As crianças já estavam tomando banho quando Alan entrou na água numa área mais profunda, para nadar. Não demorou muito, e ele ouviu a mulher gritando por socorro. Assim que Alexia desapareceu, Tatiane entrou na água para tentar salvar a filha. Ao perceber a falta da filha e a tentativa da esposa, o pedreiro também arriscou-se no arroio.
- Eu e o meu sobrinho chegamos perto da minha mulher, mas não conseguimos. Eu mal pude sair da água, dava umas braçadas, mas era muito fundo - relata.

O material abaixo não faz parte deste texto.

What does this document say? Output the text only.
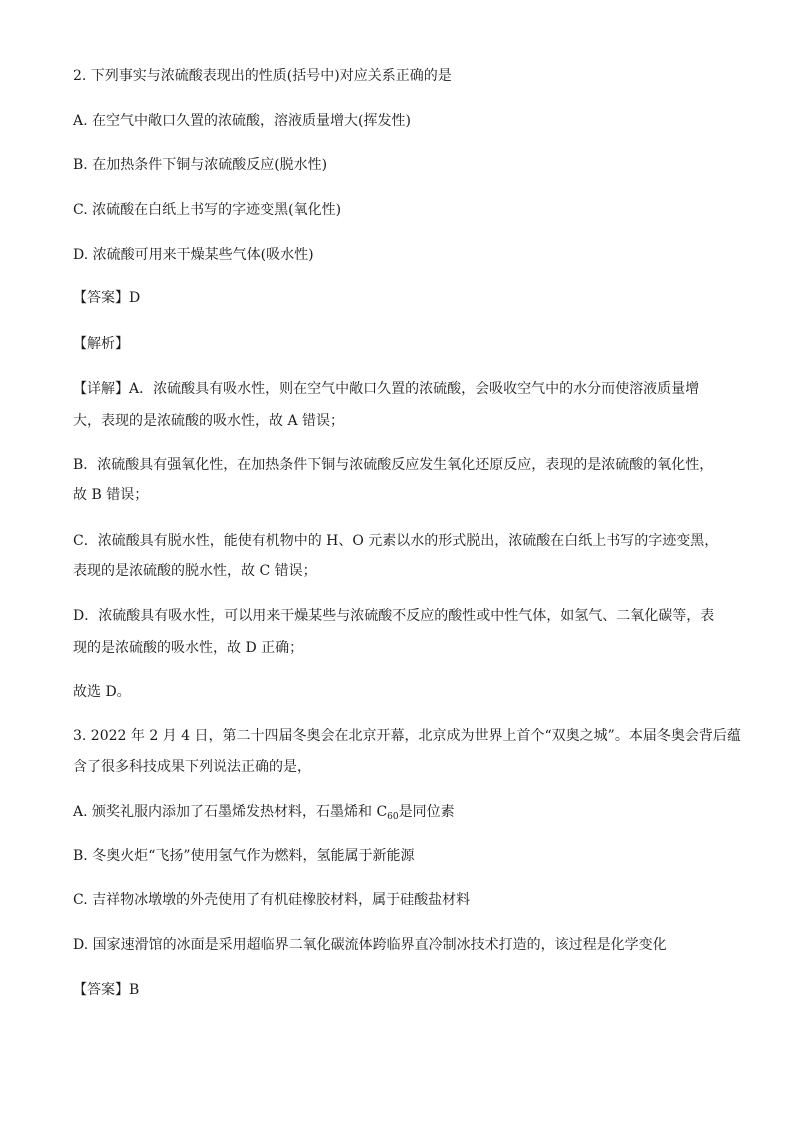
2. 下列事实与浓硫酸表现出的性质(括号中)对应关系正确的是
A. 在空气中敞口久置的浓硫酸，溶液质量增大(挥发性)
B. 在加热条件下铜与浓硫酸反应(脱水性)
C. 浓硫酸在白纸上书写的字迹变黑(氧化性)
D. 浓硫酸可用来干燥某些气体(吸水性)
【答案】D
【解析】
【详解】A．浓硫酸具有吸水性，则在空气中敞口久置的浓硫酸，会吸收空气中的水分而使溶液质量增
大，表现的是浓硫酸的吸水性，故 A 错误；
B．浓硫酸具有强氧化性，在加热条件下铜与浓硫酸反应发生氧化还原反应，表现的是浓硫酸的氧化性，
故 B 错误；
C．浓硫酸具有脱水性，能使有机物中的 H、O 元素以水的形式脱出，浓硫酸在白纸上书写的字迹变黑，
表现的是浓硫酸的脱水性，故 C 错误；
D．浓硫酸具有吸水性，可以用来干燥某些与浓硫酸不反应的酸性或中性气体，如氢气、二氧化碳等，表
现的是浓硫酸的吸水性，故 D 正确；
故选 D。
3. 2022 年 2 月 4 日，第二十四届冬奥会在北京开幕，北京成为世界上首个“双奥之城”。本届冬奥会背后蕴
含了很多科技成果下列说法正确的是，
A. 颁奖礼服内添加了石墨烯发热材料，石墨烯和 $C_{60}$是同位素
B. 冬奥火炬“飞扬”使用氢气作为燃料，氢能属于新能源
C. 吉祥物冰墩墩的外壳使用了有机硅橡胶材料，属于硅酸盐材料
D. 国家速滑馆的冰面是采用超临界二氧化碳流体跨临界直冷制冰技术打造的，该过程是化学变化
【答案】B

Tatiane estava concluindo o curso técnico de Enfermagem, e Alexia cursaria o quarto ano do Ensino Fundamental. Conforme o pai, a menina era muito alegre e inteligente.
- Eu inventei esse passeio porque sabia que eles gostavam de sair. Eu sempre gostei mais de acampamento, mas elas gostavam de praia.
A dor trouxe um aprendizado:
- As pessoas que gostam de água, que vão onde tem salva-vidas, bombeiros. Teria feito a diferença no caso da minha esposa e da minha filha.